50 years later, remembering the horrors brought on by thalidomide
Drug makers 50 years ago finally removed the drug thalidomide from the market as evidence mounted that it caused terrible birth defects, especially in Europe. But for an alert, determined FDA employee, it could have been as bad or worse in the United States.
Thalidomide was supposed to help pregnant women deal with morning sickness.
Instead, it led to a horror show of birth defects and other problems for the infants born after their mothers took the drugs. It was 50 years ago that the drug was withdrawn from the market.
Thousands of families, especially in Europe, were impacted.

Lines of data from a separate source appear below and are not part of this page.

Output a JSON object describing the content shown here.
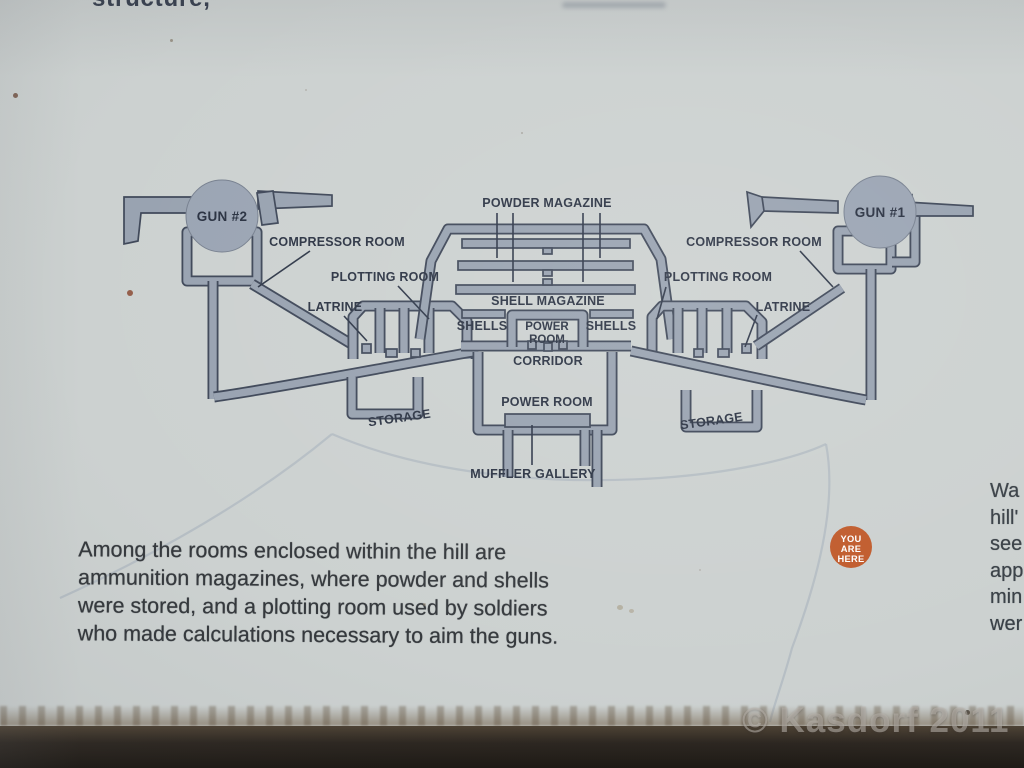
{
  "photo": {
    "watermark": "© Kasdorf 2011"
  },
  "sign": {
    "top_partial_text": "structure,",
    "caption_lines": [
      "Among the rooms enclosed within the hill are",
      "ammunition magazines, where powder and shells",
      "were stored, and a plotting room used by soldiers",
      "who made calculations necessary to aim the guns."
    ],
    "right_edge_partial_lines": [
      "Wa",
      "hill'",
      "see",
      "app",
      "min",
      "wer"
    ]
  },
  "diagram": {
    "gun2_label": "GUN #2",
    "gun1_label": "GUN #1",
    "powder_magazine": "POWDER MAGAZINE",
    "compressor_room_left": "COMPRESSOR ROOM",
    "compressor_room_right": "COMPRESSOR ROOM",
    "plotting_room_left": "PLOTTING ROOM",
    "plotting_room_right": "PLOTTING ROOM",
    "latrine_left": "LATRINE",
    "latrine_right": "LATRINE",
    "shell_magazine": "SHELL MAGAZINE",
    "shells_left": "SHELLS",
    "shells_right": "SHELLS",
    "power_room_upper_line1": "POWER",
    "power_room_upper_line2": "ROOM",
    "corridor": "CORRIDOR",
    "storage_left": "STORAGE",
    "storage_right": "STORAGE",
    "power_room_lower": "POWER ROOM",
    "muffler_gallery": "MUFFLER GALLERY",
    "you_are_here": {
      "line1": "YOU",
      "line2": "ARE",
      "line3": "HERE"
    },
    "colors": {
      "wall_fill": "#98a2b0",
      "wall_outline": "#3e4758",
      "label_text": "#2b3343",
      "marker": "#c05b2c",
      "trail": "#b2bbc2",
      "sign_background": "#ccd1d0",
      "ground_band": "#2c2620"
    }
  }
}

Dr. John Swann, historian at the Food and Drug Administration, said that current laws in the United States required the drug maker, the William S. Merrell Company of Cincinnati, to prove its safety before it could be marketed. Therefore, some women also received the drug during trials, but an alert pharmacologist at the Food and Drug Administration, Dr. Frances Oldham Kelsey, refused to approve its use.
She said further studies were needed sparing countless American families very likely saving the lives of many children.
"The law did work in this case," Swann said. "The evidence that was presented by the sponsor looked more like testimonials rather than scientific evidence."
Kelsey was under enormous pressure, as well as the FDA, to get the drug approved. But she resisted. Ultimately, for her efforts, she was honored by President John F. Kennedy.
The FDA now gives an award every year named for Kelsey in recognition of an employee's outstanding service.